Several therapeutic modalities concomitantly are often needed in these cases. Diphosphonates assist in lowering serum calcium concentration. Etidronate disodium (Didronel; 5-15 mg/kg daily to twice daily) is a first-generation compound that is not well-absorbed orally but still is useful. Pamidronate disodium (Aredia; 1.3 mg/kg in 150 ml 0.9% saline solution in a two-hour intravenous infusion and can be repeated in one to three weeks) and risedronate (Actonel) are new-generation bisphosphonates that may be more effective than etidronate disodium. Calcitonin is an antidote for cholecalciferol rat poison but may be useful in other cases in which bone resorption is the primary cause of hypercalcemia.

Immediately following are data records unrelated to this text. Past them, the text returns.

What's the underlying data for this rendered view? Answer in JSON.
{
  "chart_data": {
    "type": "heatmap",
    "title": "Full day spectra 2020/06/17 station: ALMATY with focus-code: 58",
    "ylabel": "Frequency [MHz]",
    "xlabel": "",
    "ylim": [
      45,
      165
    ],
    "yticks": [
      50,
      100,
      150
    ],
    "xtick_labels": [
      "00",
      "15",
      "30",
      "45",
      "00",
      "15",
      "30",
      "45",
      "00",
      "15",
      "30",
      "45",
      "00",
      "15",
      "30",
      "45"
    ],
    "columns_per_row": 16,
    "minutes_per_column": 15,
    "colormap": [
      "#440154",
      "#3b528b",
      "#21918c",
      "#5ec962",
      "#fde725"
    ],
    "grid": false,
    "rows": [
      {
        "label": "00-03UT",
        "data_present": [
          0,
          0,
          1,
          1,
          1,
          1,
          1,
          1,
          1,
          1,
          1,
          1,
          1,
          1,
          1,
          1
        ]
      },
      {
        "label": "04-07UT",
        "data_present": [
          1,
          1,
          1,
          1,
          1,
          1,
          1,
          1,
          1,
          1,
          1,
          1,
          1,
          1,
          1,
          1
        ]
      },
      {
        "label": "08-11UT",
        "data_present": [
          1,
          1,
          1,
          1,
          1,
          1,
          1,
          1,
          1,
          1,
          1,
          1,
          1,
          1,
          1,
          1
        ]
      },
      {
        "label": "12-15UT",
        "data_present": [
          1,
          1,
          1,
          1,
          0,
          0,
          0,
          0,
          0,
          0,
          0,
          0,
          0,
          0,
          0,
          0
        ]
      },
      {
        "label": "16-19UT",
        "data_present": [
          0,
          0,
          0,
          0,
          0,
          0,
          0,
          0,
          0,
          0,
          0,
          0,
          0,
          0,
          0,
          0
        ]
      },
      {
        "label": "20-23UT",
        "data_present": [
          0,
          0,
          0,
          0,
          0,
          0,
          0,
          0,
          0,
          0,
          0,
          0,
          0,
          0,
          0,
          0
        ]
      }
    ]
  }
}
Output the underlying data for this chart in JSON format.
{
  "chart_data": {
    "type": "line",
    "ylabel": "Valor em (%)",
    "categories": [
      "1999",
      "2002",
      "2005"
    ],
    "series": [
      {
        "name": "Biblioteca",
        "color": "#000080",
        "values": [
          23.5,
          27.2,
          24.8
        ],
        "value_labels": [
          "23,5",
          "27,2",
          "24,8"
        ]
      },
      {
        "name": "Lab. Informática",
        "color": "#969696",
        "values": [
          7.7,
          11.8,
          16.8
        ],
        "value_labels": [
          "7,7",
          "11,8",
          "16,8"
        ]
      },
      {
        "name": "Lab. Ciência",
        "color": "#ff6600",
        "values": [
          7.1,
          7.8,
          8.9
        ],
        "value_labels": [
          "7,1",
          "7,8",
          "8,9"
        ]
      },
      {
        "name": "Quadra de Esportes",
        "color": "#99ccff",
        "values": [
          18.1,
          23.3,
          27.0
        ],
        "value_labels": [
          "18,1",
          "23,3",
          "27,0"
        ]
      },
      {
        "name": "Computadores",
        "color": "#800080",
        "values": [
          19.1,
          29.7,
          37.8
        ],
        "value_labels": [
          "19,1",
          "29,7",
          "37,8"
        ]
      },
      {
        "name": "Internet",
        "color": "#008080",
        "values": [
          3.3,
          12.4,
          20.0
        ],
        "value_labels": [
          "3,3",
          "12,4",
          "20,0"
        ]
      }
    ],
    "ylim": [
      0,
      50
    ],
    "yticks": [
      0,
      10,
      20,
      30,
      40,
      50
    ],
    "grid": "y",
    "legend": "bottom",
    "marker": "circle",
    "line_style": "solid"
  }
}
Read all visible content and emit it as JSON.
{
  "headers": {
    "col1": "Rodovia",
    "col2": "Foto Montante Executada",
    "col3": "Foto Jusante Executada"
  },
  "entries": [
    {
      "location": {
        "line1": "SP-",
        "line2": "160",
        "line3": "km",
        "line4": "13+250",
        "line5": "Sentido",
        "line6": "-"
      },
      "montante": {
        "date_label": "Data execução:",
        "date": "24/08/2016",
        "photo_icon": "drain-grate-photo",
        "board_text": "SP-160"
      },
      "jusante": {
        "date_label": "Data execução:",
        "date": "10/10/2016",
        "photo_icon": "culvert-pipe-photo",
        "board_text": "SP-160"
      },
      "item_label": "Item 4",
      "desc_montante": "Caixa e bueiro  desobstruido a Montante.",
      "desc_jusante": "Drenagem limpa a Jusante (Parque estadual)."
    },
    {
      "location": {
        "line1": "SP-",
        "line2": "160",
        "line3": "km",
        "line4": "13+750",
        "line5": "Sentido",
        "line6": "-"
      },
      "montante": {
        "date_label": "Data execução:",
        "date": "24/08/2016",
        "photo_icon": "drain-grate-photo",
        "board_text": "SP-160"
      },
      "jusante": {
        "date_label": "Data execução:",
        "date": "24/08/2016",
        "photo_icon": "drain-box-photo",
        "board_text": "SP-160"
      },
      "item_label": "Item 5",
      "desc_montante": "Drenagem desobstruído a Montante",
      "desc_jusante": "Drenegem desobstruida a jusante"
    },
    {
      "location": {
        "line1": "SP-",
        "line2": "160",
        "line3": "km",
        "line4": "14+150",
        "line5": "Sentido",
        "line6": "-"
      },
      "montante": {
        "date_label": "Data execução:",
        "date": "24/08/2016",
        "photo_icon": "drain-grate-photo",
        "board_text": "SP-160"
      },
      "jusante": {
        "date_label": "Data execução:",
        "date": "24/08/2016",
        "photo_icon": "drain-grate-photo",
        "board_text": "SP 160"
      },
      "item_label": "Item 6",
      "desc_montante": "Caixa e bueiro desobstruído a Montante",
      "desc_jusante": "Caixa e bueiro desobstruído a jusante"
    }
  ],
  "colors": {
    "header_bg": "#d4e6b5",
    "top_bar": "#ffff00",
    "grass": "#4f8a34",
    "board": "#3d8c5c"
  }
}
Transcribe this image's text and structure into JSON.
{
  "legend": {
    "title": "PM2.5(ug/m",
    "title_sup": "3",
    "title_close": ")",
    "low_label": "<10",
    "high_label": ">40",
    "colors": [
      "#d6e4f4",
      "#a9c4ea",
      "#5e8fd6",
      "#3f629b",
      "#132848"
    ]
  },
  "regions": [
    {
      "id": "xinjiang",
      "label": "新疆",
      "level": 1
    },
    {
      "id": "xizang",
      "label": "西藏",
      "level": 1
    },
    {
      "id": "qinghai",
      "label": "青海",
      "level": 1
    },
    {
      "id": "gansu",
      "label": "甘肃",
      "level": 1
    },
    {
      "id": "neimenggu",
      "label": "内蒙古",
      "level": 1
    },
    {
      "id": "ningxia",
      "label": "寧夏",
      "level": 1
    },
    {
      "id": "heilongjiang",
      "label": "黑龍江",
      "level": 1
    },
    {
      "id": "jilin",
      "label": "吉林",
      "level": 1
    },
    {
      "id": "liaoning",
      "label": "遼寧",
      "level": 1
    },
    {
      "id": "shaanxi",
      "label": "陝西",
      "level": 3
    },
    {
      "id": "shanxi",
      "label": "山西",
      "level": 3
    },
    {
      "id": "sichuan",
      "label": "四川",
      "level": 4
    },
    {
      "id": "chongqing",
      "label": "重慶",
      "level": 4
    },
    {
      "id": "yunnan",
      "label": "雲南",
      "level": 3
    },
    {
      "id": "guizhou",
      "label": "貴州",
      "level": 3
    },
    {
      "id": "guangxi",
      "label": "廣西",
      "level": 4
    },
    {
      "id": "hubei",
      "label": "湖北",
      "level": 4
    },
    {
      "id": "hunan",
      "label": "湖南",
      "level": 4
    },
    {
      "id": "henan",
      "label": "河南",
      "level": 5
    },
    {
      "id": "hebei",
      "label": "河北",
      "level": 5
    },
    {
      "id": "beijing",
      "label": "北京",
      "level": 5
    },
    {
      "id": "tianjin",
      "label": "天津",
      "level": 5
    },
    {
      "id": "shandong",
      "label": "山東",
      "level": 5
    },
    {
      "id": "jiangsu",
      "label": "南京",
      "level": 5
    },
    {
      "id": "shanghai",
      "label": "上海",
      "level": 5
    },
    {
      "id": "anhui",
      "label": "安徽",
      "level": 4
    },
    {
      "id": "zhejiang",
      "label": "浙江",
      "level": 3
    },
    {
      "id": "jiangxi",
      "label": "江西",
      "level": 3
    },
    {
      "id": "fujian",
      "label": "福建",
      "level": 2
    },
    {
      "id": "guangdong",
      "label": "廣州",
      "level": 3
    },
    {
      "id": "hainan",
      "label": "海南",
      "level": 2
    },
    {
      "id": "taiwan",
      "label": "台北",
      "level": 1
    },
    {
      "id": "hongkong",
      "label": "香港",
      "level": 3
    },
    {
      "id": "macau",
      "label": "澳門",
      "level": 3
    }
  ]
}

Calcitonin treatment is expensive, effects may be short-lived as in hours, and the magnitude of its effect is unpredictable. Mithramycin (25 mcg/kg intravenous in 5% dextrose and water solution over two to four hours every two to four weeks) has also been shown to decrease serum calcium levels for several days, though extreme caution must be used to properly infuse low doses over several hours to reduce renal and hepatic toxicities.
Low calcium diets are only helpful in substantially lowering serum calcium concentration in hypercalcemia caused by the action of excess vitamin D metabolites.